Fig. 3Important features of miRaCl. (A) Importance (Gini index) identified during the miRaCl training on colon adenocarcinoma dataset COAD, shown for the 20 features with the highest mean decrease in impurity. Asterix marks miRNAs previously reported as tumor‐specific [22]. (B) Density distributions (Gaussian kernel) of miRNA expression levels (read counts on log2 scale) in COAD stratified by known mRNA‐based CMS for the 10 most important miRNAs, which are used in miRaCl and miRaCl‐20. (C) Genes predicted to be targets of the miRNA from miRaCl‐20 were first intersected with genes downregulated in each CMS and afterwards tested for overlap with Hallmark gene sets. For each CMS, we show the miRNA with the lowest P‐value (one‐sided hypergeometric tests).
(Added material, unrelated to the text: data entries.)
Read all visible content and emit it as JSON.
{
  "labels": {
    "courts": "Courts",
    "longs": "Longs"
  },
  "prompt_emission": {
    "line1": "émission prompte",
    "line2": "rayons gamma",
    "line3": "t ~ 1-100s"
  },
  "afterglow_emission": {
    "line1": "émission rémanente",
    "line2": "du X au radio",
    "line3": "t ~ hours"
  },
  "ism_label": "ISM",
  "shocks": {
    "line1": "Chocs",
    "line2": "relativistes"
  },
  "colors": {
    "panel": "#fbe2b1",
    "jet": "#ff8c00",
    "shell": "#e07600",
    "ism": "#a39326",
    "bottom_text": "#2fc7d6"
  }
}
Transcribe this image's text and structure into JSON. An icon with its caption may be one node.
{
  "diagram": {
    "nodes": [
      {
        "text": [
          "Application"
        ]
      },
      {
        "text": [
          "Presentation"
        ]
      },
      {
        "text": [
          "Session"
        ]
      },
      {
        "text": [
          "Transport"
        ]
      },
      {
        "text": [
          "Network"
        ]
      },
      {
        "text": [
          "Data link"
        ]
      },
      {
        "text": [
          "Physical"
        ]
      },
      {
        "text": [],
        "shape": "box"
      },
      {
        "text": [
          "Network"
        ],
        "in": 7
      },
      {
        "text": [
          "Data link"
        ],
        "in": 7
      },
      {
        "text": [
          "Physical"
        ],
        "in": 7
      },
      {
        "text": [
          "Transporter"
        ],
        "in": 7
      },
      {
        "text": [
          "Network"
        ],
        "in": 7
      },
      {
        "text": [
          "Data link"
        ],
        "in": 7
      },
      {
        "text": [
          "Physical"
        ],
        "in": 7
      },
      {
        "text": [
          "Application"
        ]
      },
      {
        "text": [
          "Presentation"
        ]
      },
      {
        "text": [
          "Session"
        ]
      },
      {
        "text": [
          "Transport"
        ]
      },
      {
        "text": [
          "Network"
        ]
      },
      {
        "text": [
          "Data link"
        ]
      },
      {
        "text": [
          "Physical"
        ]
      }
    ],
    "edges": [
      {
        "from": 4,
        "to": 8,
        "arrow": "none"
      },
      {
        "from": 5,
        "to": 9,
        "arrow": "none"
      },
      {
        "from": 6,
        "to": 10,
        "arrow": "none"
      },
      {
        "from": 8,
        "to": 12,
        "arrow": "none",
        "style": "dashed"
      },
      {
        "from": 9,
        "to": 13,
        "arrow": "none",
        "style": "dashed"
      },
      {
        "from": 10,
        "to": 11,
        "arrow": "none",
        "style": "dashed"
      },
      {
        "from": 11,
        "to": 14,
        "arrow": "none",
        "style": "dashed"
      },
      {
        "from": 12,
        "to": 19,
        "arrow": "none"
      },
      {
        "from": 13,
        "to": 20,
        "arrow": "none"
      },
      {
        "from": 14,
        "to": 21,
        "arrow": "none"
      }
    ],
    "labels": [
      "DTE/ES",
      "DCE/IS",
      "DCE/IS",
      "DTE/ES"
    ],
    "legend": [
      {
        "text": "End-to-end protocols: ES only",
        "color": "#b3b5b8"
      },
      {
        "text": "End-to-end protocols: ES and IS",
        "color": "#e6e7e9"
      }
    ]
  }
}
Fig. 4Features of miRaCl in regulatory networks. Regulatory networks were constructed from colon adenocarcinoma dataset COAD using up to 200 most differentially expressed mRNAs with absolute log2 fold change |log2FC| > 0.85 adjusted P‐value (Padj) < 0.001 per CMS and the most differentially expressed miRNAs with |log2FC| > 0.71 and Padj < 0.05 (Wald statistic, Benjamini–Hochberg corrected). Regulatory elements were identified amongst upregulated miRNAs with Padj < 0.001 in each CMS, respectively (A–D). Importance in miRaCl is indicated as node size, members of miRaCl‐20 are named in bold font for regulators and regular font for targets.